Tuesday, September 24, 2013

The Greatest Awards

One of those odd facts that chimed my bells this morning was  that at the 1900 Paris Olympics winners were awarded paintings instead of medals.

This got me thinking of what award I would most like, were I to win one for, er, anything.

A box of chocolates for best dessert at a party? Hardly.

A gold necklace for best-dressed at a garden party? Nah. And I’m not a fashionista or someone you’d find at a garden without my weeding gloves.

A certificate of merit for a well-written book?

 Wait a minute- it’s called a fan letter. I just got one of these. They are *THE BEST.*

So enjoy the chocolates, paintings, and medals. A reader’s appreciation is the best award for me.

And if you don’t mind, I’ll borrow the necklace now and then.

Tuesday, September 17, 2013


I marvel at the persistence required to write. To complete a manuscript. To revise and revise. To submit and re-submit.

All this, against the odds it will be picked up for publication. Then the odds that if it is, the book will succeed in the market place.

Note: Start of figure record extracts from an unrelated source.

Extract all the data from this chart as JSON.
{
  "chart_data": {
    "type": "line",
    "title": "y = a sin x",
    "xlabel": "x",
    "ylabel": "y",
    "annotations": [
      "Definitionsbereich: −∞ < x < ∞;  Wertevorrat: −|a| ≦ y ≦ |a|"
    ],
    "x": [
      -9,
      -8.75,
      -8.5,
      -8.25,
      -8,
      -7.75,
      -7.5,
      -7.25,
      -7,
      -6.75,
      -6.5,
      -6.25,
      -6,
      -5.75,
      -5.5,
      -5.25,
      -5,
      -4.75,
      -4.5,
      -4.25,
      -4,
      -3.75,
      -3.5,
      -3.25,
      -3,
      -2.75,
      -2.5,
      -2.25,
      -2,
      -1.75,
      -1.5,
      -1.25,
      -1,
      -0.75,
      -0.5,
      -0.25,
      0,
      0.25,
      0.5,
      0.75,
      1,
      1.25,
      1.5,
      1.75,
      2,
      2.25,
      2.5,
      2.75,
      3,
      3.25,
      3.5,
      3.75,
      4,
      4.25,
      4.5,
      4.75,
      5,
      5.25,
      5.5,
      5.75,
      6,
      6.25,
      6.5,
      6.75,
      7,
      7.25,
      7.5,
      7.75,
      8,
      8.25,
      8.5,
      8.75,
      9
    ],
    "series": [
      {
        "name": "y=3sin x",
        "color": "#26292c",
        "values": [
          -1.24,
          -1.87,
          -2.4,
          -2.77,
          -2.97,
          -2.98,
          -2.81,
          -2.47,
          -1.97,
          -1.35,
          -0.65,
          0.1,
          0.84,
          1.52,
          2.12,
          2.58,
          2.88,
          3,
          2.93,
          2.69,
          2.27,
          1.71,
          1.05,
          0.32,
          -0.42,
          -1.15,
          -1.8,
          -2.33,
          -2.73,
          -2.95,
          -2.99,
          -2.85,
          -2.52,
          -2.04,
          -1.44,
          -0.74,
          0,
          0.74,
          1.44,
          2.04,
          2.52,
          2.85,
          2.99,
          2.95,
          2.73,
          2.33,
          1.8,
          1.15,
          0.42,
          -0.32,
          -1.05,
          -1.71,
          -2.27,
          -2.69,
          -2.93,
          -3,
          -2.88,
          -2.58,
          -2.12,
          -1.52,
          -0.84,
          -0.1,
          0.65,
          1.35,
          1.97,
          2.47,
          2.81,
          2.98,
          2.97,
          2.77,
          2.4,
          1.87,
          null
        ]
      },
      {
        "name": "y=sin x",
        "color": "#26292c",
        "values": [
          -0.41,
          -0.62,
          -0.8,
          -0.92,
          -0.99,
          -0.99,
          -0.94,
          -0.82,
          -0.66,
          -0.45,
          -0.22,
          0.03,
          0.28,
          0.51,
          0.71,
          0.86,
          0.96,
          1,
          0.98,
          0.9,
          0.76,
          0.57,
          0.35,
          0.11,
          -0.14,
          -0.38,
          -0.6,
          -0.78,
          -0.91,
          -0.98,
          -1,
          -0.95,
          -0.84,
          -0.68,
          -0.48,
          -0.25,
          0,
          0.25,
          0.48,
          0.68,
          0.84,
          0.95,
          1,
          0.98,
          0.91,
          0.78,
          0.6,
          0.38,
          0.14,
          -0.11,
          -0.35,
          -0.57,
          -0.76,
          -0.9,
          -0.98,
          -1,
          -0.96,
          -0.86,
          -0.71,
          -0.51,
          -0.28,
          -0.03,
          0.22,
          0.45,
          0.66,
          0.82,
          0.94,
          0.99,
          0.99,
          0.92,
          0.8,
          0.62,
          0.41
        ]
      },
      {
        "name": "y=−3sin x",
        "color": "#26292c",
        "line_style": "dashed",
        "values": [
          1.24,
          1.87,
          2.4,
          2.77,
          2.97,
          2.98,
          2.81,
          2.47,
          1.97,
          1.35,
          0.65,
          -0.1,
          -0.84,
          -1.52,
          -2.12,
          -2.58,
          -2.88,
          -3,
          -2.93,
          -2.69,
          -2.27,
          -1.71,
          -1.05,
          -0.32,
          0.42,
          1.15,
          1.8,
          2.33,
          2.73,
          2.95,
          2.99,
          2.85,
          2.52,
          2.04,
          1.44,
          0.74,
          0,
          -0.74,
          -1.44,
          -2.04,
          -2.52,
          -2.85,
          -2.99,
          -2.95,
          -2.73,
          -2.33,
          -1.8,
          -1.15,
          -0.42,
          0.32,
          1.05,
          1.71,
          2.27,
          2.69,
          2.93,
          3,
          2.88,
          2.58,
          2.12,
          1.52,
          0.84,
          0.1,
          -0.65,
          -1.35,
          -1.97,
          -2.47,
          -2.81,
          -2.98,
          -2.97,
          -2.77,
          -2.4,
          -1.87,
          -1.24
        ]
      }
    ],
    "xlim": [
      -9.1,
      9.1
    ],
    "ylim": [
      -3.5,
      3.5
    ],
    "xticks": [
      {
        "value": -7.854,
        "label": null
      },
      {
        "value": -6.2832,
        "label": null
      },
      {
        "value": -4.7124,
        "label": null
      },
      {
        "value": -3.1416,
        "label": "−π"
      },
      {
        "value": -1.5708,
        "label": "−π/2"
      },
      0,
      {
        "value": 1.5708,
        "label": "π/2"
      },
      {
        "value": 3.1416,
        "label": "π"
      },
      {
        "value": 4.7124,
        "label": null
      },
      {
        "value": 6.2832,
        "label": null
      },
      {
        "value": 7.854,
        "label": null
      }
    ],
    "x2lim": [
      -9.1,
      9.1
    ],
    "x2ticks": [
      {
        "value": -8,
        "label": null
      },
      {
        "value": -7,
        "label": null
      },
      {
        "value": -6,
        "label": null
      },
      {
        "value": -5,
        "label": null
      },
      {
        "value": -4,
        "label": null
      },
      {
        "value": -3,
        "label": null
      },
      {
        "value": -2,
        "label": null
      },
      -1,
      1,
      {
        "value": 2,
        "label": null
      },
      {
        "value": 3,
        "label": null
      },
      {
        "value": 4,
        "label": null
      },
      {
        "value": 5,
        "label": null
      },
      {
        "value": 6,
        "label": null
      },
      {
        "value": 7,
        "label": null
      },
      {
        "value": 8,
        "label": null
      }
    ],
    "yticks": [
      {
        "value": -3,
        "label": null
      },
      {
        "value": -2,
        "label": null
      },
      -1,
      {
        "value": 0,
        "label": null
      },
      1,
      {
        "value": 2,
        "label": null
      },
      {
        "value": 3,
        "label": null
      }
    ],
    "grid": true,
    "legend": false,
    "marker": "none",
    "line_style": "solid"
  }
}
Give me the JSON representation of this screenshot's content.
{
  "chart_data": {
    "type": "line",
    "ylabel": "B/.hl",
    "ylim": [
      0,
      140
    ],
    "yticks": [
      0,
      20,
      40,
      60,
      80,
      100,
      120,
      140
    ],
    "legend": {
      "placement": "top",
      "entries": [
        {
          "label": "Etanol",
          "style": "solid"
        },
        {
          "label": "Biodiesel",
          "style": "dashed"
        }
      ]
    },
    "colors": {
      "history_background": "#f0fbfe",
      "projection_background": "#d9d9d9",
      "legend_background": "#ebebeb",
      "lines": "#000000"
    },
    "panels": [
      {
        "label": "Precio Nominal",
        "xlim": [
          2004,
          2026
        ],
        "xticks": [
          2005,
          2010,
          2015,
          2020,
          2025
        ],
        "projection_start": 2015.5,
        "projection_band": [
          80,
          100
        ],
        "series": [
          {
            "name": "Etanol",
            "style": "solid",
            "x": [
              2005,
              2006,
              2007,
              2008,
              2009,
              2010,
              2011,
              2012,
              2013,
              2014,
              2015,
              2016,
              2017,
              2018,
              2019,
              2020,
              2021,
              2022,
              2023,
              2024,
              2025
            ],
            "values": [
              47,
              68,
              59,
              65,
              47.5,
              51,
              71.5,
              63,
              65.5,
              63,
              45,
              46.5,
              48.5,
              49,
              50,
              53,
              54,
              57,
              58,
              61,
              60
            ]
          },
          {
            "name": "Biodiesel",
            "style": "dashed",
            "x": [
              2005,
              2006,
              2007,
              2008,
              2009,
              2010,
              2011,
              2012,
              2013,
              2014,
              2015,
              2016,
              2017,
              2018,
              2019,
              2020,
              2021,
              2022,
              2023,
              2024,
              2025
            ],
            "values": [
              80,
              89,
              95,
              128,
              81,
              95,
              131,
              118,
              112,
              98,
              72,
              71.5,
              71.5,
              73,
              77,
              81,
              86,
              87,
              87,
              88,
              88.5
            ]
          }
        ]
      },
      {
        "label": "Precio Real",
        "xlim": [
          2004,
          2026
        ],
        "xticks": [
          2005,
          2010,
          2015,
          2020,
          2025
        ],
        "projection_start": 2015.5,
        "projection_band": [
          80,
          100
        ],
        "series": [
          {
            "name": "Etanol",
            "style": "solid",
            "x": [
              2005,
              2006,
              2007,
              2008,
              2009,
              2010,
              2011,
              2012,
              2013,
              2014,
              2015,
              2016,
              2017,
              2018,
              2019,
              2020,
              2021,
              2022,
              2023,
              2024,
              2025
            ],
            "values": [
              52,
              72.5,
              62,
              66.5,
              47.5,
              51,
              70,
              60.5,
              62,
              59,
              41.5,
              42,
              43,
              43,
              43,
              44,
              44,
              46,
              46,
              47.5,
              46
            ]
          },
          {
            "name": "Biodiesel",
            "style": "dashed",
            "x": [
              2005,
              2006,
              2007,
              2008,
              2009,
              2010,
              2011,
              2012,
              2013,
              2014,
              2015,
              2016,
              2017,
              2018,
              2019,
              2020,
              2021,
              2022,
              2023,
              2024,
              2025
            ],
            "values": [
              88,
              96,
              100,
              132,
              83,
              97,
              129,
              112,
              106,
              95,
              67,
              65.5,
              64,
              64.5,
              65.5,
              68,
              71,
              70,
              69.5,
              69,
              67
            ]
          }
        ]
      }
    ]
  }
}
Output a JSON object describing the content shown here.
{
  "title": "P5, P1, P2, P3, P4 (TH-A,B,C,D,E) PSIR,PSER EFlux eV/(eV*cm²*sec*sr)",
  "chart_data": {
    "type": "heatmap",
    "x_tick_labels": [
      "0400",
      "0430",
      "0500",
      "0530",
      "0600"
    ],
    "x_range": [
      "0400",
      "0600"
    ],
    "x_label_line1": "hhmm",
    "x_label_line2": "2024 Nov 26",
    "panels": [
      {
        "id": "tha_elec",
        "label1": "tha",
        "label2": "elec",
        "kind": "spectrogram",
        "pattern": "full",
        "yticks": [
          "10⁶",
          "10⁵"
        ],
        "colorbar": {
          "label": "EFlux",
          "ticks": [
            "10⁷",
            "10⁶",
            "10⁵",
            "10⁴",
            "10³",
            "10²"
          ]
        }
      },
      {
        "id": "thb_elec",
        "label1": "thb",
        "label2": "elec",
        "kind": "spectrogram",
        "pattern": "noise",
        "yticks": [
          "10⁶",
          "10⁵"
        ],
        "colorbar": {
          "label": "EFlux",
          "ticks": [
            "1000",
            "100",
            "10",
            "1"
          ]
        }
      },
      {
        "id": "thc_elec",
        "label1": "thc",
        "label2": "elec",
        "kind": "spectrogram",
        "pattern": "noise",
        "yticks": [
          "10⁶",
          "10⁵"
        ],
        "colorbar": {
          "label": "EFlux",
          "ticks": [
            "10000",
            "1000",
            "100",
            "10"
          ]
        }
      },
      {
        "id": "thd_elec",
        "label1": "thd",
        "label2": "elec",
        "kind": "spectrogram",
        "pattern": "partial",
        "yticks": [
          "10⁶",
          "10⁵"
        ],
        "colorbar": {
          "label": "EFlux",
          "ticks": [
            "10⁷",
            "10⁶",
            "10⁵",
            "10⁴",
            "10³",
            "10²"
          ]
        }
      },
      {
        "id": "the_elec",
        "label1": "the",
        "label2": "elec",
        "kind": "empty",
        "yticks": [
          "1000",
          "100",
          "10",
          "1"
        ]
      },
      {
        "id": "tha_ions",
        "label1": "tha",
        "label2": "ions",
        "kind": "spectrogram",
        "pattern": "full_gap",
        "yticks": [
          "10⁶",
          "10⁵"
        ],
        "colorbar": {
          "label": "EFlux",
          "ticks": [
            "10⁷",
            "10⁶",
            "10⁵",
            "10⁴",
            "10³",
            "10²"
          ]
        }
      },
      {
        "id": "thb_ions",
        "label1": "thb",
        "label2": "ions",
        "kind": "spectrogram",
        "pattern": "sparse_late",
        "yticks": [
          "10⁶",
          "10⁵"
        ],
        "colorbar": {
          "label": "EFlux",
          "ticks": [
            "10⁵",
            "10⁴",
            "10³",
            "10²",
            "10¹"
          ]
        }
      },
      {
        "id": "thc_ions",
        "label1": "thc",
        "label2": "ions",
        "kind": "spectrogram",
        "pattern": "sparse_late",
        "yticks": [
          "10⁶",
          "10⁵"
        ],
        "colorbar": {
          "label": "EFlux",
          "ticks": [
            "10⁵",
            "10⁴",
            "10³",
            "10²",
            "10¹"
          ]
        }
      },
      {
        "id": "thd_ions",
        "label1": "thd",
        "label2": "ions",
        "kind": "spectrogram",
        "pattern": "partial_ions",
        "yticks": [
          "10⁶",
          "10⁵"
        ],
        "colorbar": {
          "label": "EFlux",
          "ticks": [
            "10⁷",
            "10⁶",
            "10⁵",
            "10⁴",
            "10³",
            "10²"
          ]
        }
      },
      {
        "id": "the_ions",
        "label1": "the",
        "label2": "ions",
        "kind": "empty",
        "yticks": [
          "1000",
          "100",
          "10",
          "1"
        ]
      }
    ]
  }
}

 I think about dedication.

The most worthwhile moments of my life involved dedication. I am not speaking of the most fun moments, or the most memorable. I am speaking of what turned out to have long lasting value.

I read that J. S. Bach once walked four hundred and twenty miles to see a performance by a composer he idolized, Buxtehude. What dedication.
Was it a great performance? I don’t know. But the act of seeking it tells of the dedication that makes someone like Bach.

Tuesday, September 10, 2013

Kvetching about Kvetching

Years ago I gave my mother a hand-painted mug that said NO KVETCHING.
My mother is no longer with us, but the mug is on our kitchen counter.

No Kvetching. What was I thinking?!?

At a recent writerly event, a marketing-type admonished the audience not to be negative in public. Chin up, life is wonderful and I’m doing wonderfully wonderful. This is what you’re to put out. Save the complaining for private conversations not taped by the FBI, and the angst, for your dark fiction. If you don’t write dark fiction, put it in your diary. But make sure the diary is one of those with a lock on it.

And here I was, with my kvetchy and angsty BLOG. Really.

What agent will want to work with that girl? Which crazy editor will ever take on a back ‘n forth with this complaining camper? And where are the readers who will invest twelve minutes or twelve dollars on a negative nagging ninny?

Confession: at the end of the day, in the deep recesses of my soul, I am a “G-d’s in his heaven, all’s right with the world” person. But that’s at the end of the day, and at the end of my stories. During the day is kvetching-time.

My ancestors were not of the "if you can't say something nice, say nothing at all" school. Rather, my grandma told me that if someone only ever says nice things, their credibility should be suspect. With this legacy, you can understand the tradition of Kvetch.
If I can’t offer authenticity in my blog, I really don’t know why anyone would read it. Wait, is anyone out there?

Go ahead, kvetch to me, honey. You’ll feel better, I will feel better, and in the end it’ll work out just as it should.


Tuesday, September 3, 2013

VOICE, or- Why Can’t We Hear It?

There are many articles on Voice in writing. PhD and graduate theses written on this subject define and analyze. Editors often say they look for “strong and distinctive voice.” Voice trumps everything: misspelling, typos, even a plot that isn’t all there. These can be fixed in revision. Characters can be made deeper and more complex. Descriptions can be added. A writer can change all the passive construction this one just heaped on here.

But not a lack of this thing we call, here I’ll shout it, VOICE.

The other night I heard my late grandmother’s voice saying, in her distinct Yiddish accent, “Vat is dis ting they call voice? Vy dey fuss so much about it? Can you tell it to me plain?”
And still half asleep, I thought I had one of those perfect illuminative distillations. I heard myself answer her.
Voice is the personality of the narration.”
Nice going, I thought. Gotta write it down somewhere. Wake up and  find your pencil.
But grandmother was not so impressed. “Vat poisonality? You have poisonality, maydaleh. Dis narr—vat you call it, it is not a poisonality.”
So I’m still in search for a clear and simple way to say it. No highfaluting verbiage. Writing about writing can get fancy.
But at least I heard my grandma’s voice.